I'm thinking about putting some lessons together for online teaching at some point soon - what do you think? about experimenting, loosening up .....playing with paint and the visual language of marks.


Katherine Tyrrell said...

How odd - going backwards through a WIP. All the more revealing I think to see just how it has changed as you've worked on it.

I like the new narrow dark edge - you could start a new fashion with that!

I think it's now looking very impressive. So where are you going to show it?

vivien said...

at the local museum

We have an annual show there plus the project show - it goes on for several weeks

yes, I felt it showed better how unformed the original version was compared with the final - which has the, what I think of as 'bite' - that bit where the balance is worked out and contrasts in tone sorted and the way that colour weaves through finalised.

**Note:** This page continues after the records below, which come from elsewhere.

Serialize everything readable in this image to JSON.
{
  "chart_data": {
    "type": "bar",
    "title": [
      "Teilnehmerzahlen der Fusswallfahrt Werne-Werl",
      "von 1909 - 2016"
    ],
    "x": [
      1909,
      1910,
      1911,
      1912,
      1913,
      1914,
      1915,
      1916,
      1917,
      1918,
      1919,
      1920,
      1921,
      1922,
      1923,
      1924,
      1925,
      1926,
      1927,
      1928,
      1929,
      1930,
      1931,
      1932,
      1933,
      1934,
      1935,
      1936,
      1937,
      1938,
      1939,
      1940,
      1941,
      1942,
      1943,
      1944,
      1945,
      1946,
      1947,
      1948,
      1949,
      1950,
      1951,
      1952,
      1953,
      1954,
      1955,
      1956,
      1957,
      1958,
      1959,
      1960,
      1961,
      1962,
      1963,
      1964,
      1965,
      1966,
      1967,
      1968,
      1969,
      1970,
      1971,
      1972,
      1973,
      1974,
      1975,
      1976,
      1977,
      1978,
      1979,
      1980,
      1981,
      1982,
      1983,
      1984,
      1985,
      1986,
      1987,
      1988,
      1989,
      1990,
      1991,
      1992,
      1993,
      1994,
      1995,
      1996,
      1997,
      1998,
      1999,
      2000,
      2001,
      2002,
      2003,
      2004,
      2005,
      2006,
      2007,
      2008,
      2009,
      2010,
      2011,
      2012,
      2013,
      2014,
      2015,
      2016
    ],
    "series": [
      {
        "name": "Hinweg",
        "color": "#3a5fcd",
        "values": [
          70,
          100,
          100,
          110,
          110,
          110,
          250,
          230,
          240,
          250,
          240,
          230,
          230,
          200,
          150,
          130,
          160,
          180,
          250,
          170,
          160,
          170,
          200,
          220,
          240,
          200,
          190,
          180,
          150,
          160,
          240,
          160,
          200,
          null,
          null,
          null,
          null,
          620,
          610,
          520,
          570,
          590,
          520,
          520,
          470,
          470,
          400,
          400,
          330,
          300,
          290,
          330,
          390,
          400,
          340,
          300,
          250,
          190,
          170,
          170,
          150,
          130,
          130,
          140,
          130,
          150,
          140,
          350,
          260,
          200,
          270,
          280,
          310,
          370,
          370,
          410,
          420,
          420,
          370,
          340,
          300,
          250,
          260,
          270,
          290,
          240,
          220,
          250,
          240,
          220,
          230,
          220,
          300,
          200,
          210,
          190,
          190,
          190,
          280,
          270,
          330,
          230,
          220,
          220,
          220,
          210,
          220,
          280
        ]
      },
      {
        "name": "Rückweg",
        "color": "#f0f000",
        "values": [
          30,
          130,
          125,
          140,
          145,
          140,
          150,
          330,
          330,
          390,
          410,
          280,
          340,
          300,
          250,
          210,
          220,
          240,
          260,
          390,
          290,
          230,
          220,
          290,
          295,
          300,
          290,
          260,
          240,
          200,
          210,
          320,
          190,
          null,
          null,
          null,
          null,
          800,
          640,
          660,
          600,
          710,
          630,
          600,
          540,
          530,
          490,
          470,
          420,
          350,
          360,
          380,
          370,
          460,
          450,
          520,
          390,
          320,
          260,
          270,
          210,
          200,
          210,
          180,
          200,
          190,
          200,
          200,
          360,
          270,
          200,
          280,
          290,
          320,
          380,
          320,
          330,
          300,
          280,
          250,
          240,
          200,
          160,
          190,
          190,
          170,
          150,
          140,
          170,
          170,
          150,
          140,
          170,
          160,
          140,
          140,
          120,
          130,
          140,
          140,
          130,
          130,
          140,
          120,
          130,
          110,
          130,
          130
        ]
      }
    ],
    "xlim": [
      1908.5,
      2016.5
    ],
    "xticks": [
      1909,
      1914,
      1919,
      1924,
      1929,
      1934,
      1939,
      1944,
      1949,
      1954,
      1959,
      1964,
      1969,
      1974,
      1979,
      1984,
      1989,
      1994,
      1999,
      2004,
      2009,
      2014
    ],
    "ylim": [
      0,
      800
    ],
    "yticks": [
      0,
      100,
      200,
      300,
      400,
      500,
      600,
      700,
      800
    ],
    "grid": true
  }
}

It was interesting for me when I put them together like that - as you alter something as you go, you sometimes wonder if it was for the better when you no longer have the former version to compare it with.

Jeanette said...

I do like this piece and its good to see and understand your thoughts and the process around creating it.

Some pieces really do take over and dictate how you handle them. I think my current one is rather like that. Going with the flow creates amazing results sometimes. As with this piece.

Africantapestry and Myfrenchkitchen said...

It looks stunning vivine...I am amazed how much the dark edges change the atmosphere; giving it so much more drama and impact. seeing it from start to finish and following your evolution of thougts, is grea! Congrats..this is a show piece, fitting for the museum!

vivien said...

thanks Jeanette and Ronelle :>) I have to get on with the rest of the series now and get myself moving

susie Cooper said...


vivien said...

thanks Susie - it certainly is :>)

Laureline said...

I thought I had already commented, but I see I have not. There's a great balance here between the glowing copper touches and the cool blue and umber areas. In that way, you've perfectly captured the tension between light and dark, warm and cold in this wintry scene.

Sarah Wimperis said...

hmm, thought I had said something too...but no! Looking good Viv, specially the little glints of copper, tho I suspect in real life they are even better!